@sab sab released this Jan 30, 2018 · 4338 commits to master since this release

Assets 9

Speedups

  • 25% speedup of the model applier
  • 43% speedup for training on large datasets.
  • 15% speedup for QueryRMSE and calculation of querywise metrics.
  • Large speedups when using binary categorical features.
  • Significant (x200 on 5k trees and 50k lines dataset) speedup for plot and stage predict calculations in cmdline.
  • Compilation time speedup.

Major Features And Improvements

  • Industry fastest applier implementation.
  • Introducing new parameter boosting-type to switch between standard boosting scheme and dynamic boosting, described in paper "Dynamic boosting".
  • Adding new bootstrap types bootstrap_type, subsample. Using Bernoulli bootstrap type with subsample < 1 might increase the training speed.
  • Better logging for cross-validation, added parameter logging_level and metric_period (should be set in training parameters) to cv.
  • Added a separate train function that receives the parameters and returns a trained model.
  • Ranking mode QueryRMSE now supports default settings for dynamic boosting.
  • R-package pre-build binaries are included into release.
  • We added many synonyms to our parameter names, now it is more convenient to try CatBoost if you are used to some other library.

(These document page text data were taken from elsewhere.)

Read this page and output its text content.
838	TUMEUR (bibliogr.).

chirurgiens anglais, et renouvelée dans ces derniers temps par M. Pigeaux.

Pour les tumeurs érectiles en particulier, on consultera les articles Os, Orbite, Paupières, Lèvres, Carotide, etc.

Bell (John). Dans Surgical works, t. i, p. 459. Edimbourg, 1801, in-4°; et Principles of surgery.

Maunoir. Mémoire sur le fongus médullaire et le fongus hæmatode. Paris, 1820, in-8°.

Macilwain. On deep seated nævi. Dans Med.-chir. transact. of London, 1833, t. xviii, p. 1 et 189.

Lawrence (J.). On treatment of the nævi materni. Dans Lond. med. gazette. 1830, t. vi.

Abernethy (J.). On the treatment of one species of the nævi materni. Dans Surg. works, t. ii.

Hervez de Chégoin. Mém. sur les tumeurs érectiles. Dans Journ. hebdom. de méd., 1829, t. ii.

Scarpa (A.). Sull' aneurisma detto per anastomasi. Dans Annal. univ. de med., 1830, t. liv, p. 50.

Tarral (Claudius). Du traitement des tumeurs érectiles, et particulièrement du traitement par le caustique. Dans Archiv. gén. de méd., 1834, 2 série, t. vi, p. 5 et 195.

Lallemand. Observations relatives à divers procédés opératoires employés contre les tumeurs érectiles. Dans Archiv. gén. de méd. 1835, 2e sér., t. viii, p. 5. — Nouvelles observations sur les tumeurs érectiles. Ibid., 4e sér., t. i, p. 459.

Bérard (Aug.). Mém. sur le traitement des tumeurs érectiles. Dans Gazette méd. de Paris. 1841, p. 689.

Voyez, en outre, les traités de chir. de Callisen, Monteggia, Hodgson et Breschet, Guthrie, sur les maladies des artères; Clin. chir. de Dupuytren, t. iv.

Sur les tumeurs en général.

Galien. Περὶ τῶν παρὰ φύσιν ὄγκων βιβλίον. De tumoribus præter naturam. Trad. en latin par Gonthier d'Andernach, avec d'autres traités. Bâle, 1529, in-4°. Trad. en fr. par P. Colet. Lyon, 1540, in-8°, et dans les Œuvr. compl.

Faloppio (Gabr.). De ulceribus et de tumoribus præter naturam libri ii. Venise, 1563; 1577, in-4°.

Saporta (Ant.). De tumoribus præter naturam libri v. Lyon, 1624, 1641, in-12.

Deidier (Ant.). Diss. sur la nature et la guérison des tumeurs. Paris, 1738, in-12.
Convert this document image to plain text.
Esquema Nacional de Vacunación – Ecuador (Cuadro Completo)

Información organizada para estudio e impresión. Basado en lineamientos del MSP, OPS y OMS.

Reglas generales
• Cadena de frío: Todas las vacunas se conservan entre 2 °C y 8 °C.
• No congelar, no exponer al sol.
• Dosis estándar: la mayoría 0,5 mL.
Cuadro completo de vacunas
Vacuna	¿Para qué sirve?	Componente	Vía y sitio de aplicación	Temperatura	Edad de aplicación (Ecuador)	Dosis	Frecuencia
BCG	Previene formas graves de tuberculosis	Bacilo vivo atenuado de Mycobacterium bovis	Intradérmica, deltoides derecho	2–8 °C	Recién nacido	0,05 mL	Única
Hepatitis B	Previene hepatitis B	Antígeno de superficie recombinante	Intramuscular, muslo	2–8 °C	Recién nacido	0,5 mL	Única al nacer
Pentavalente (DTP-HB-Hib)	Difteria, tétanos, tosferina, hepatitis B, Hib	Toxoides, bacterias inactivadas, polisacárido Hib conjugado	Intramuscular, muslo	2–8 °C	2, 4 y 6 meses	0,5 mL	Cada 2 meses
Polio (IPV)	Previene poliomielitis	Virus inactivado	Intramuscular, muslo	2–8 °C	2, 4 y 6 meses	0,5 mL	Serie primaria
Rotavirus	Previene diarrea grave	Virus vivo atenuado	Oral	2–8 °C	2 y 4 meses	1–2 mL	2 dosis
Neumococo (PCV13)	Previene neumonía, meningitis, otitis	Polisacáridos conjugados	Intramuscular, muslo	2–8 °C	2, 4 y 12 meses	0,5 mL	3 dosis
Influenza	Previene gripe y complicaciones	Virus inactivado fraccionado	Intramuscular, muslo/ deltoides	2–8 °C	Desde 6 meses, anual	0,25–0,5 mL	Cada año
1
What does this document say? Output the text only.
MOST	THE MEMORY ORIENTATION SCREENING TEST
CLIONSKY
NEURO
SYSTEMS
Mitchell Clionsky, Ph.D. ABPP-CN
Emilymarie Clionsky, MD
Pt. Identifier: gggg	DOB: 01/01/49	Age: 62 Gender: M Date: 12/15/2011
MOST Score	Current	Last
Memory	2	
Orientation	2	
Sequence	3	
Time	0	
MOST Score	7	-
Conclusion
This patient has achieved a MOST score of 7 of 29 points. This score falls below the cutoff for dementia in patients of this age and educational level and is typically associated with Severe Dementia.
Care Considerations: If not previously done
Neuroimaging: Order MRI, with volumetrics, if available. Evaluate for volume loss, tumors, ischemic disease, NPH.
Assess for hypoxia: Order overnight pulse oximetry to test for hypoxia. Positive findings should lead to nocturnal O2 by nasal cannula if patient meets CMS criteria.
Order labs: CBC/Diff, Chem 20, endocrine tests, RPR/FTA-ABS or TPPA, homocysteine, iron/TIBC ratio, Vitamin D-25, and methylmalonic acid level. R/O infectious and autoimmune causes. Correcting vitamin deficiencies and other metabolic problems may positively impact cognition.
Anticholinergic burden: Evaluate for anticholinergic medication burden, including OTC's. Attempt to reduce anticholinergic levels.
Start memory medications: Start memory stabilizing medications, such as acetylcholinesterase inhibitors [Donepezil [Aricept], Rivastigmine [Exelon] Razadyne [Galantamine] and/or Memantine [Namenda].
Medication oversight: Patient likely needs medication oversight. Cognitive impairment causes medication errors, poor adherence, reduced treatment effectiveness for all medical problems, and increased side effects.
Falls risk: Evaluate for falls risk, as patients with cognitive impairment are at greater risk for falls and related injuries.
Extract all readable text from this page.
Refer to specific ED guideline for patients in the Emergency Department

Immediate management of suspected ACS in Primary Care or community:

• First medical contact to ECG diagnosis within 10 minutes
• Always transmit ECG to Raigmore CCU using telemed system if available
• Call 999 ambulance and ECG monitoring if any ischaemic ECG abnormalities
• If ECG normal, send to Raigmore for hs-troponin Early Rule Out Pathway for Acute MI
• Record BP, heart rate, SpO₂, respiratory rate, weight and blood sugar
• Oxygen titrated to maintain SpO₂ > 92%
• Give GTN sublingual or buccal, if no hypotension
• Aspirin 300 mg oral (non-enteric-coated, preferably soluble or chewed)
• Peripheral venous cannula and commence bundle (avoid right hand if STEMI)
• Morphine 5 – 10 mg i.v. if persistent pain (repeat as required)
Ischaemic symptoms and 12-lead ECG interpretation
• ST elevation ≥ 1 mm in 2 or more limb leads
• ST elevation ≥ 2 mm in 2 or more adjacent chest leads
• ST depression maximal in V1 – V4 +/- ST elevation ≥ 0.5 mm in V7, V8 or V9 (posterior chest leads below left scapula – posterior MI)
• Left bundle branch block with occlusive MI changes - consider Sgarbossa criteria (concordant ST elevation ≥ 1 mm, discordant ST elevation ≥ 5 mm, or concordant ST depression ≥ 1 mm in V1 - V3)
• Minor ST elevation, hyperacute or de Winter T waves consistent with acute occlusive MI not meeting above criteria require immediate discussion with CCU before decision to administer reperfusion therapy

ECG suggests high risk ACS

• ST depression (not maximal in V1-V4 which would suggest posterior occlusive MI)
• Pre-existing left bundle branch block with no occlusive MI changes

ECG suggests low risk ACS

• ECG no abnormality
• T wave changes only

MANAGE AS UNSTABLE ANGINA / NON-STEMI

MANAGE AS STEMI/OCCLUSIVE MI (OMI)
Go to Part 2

Bug Fixes and Other Changes

  • Fix for CPU QueryRMSE with weights.
  • Adding several missing parameters into wrappers.
  • Fix for data split in querywise modes.
  • Better logging.
  • From this release we'll provide pre-build R-binaries.
  • More parallelisation.
  • Memory usage improvements.
  • And some other bug fixes.

Thanks to our Contributors

This release contains contributions from CatBoost team.

We are grateful to all who filed issues or helped resolve them, asked and answered questions.